Rebate records withheld by state
Names of rebate recipients ruled public records, but Patrick administration refusing to hand them over
Second in a series of occasional articles on rulings issued by the Secretary of State’s office concerning appeals of public records requests filed with public agencies.
The Great Appliance Exchange last year was a big hit. The Massachusetts Department of Energy Resources, working with Mass Save, an organization composed of Massachusetts gas and electric utilities, arranged for rebates ranging from $50 to $250 to Massachusetts residents who purchased certain energy-efficient models of dishwashers, refrigerators, washing machines, and freezers.
The program was so popular that reservations for it, made by phone and online, were gone within two-and-a-half hours on the very first day of the program. As a result, many consumers who wanted to participate were shut out.
Sarah Stolper, a WCVB producer for consumer reporter Susan Wornick, wanted to find out whether any state employees had made reservations. She asked DOER for a list of the names and addresses of all the people who had secured reservations along with the rebate amounts and how the reservations were made, but the agency refused to hand over the records.
The agency claimed the privacy exemption, which, of all the 70 or so exemptions available under the Public Records Law, is the one most frequently invoked. It permits officials to withhold documents containing information about a specifically named individual which, if disclosed, would be an unwarranted invasion of his or her personal privacy. Its application is limited to “intimate details of a highly personal nature.” If the details are determined to be highly personal, it is then necessary to determine whether the public interest in disclosure outweighs the privacy interest of the individual.
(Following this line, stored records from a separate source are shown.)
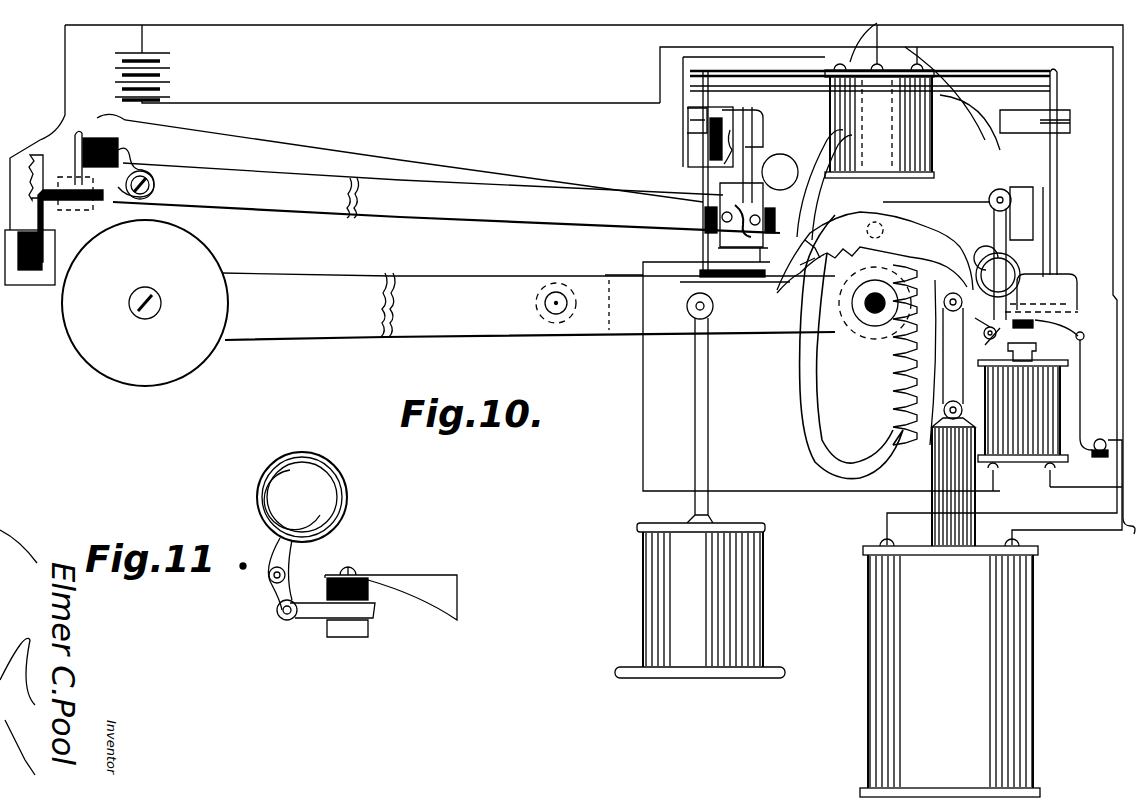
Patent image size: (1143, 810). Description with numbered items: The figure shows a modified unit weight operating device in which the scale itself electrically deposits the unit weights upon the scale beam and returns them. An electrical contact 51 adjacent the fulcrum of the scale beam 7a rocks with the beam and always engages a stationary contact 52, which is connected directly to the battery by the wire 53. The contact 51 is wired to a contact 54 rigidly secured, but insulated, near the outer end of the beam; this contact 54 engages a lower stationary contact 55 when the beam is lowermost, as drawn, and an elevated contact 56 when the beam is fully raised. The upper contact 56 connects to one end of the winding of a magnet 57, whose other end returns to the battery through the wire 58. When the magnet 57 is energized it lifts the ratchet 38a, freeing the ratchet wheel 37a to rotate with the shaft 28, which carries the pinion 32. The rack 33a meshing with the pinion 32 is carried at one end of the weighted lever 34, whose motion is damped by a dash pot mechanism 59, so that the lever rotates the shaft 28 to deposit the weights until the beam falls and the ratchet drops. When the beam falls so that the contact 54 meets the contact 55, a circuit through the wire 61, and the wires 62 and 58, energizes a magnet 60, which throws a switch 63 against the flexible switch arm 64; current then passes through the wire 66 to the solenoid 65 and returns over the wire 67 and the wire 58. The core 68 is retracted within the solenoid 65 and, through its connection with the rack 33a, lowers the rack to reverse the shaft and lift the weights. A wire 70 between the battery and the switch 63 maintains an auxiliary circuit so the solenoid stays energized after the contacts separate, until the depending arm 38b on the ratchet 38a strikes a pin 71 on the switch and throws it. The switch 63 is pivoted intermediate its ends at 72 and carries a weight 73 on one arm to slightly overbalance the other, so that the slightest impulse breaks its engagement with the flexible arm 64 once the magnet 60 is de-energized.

In FIG. 10, the wire 70 is at (481, 25).
In FIG. 10, the electrical contact 51 is at (90, 118).
In FIG. 10, the stationary contact 52 is at (40, 230).
In FIG. 10, the wire 53 is at (28, 285).
In FIG. 10, the scale beam 7a is at (323, 203).
In FIG. 10, the weighted lever 34 is at (445, 328).
In FIG. 10, the elevated contact 56 is at (692, 178).
In FIG. 10, the contact 54 is at (710, 233).
In FIG. 10, the stationary contact 55 is at (718, 258).
In FIG. 10, the magnet 57 is at (828, 105).
In FIG. 10, the wire 58 is at (898, 35).
In FIG. 10, the ratchet 38a is at (1000, 183).
In FIG. 10, the depending arm 38b is at (1017, 237).
In FIG. 10, the ratchet wheel 37a is at (854, 264).
In FIG. 10, the shaft 28 is at (873, 313).
In FIG. 10, the pinion 32 is at (903, 327).
In FIG. 10, the rack 33a is at (898, 407).
In FIG. 10, the pin 71 is at (984, 337).
In FIG. 11, the pin 71 is at (272, 581).
In FIG. 10, the pivot 72 is at (1006, 364).
In FIG. 11, the pivot 72 is at (288, 620).
In FIG. 10, the switch 63 is at (1056, 320).
In FIG. 11, the switch 63 is at (400, 576).
In FIG. 10, the wire 62 is at (1067, 438).
In FIG. 10, the flexible switch arm 64 is at (1087, 396).
In FIG. 10, the magnet 60 is at (1022, 462).
In FIG. 10, the core 68 is at (940, 475).
In FIG. 10, the wire 61 is at (848, 486).
In FIG. 10, the dash pot mechanism 59 is at (648, 556).
In FIG. 10, the return wire 67 is at (1018, 511).
In FIG. 10, the wire 66 is at (1124, 549).
In FIG. 10, the solenoid 65 is at (1025, 594).
In FIG. 11, the weight 73 is at (277, 473).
DOER Deputy General Counsel Rachel Graham Evans sent a letter to Stolper indicating that the state’s interest in encouraging robust public participation in the state’s energy efficiency . . . programs weighs heavily against the dampening effect of exposing the personal information of participants.”
Stephan Yuhan, an attorney with the Hearst Corporation, WCVB’s parent company, appealed DOER’s denial to Secretary of State William Galvin’s office, arguing the public interest in disclosure far outweighs any privacy interests. “The public has an interest in knowing whether public servants are carrying out their duties in an efficient and law-abiding manner,” he said in his appeal.
Last August, Alan Cote, who handles public records appeals for Galvin, ordered DOER to turn over the records to Stolper. “The information requested is generic and the invasion, if any, is minimal,” Cote wrote. “A mere list of names and addresses of persons who signed up for a state program is not enough to constitute an unwarranted invasion [of privacy].”Cote noted that the individuals who signed up for the rebates were not seeking highly personal information, such as unemployment benefits. He also said the public is very interested in the rebate program out of concern for how it was administered and the allegation that employees were permitted to participate.
Cote denied a request for reconsideration in January, telling the DOER’s attorney that, if she is not satisfied with his ruling, she can take the matter into court. As of now, the case is in limbo: DOER has not gone into court and, according to Stolper, hasn’t turned over the records.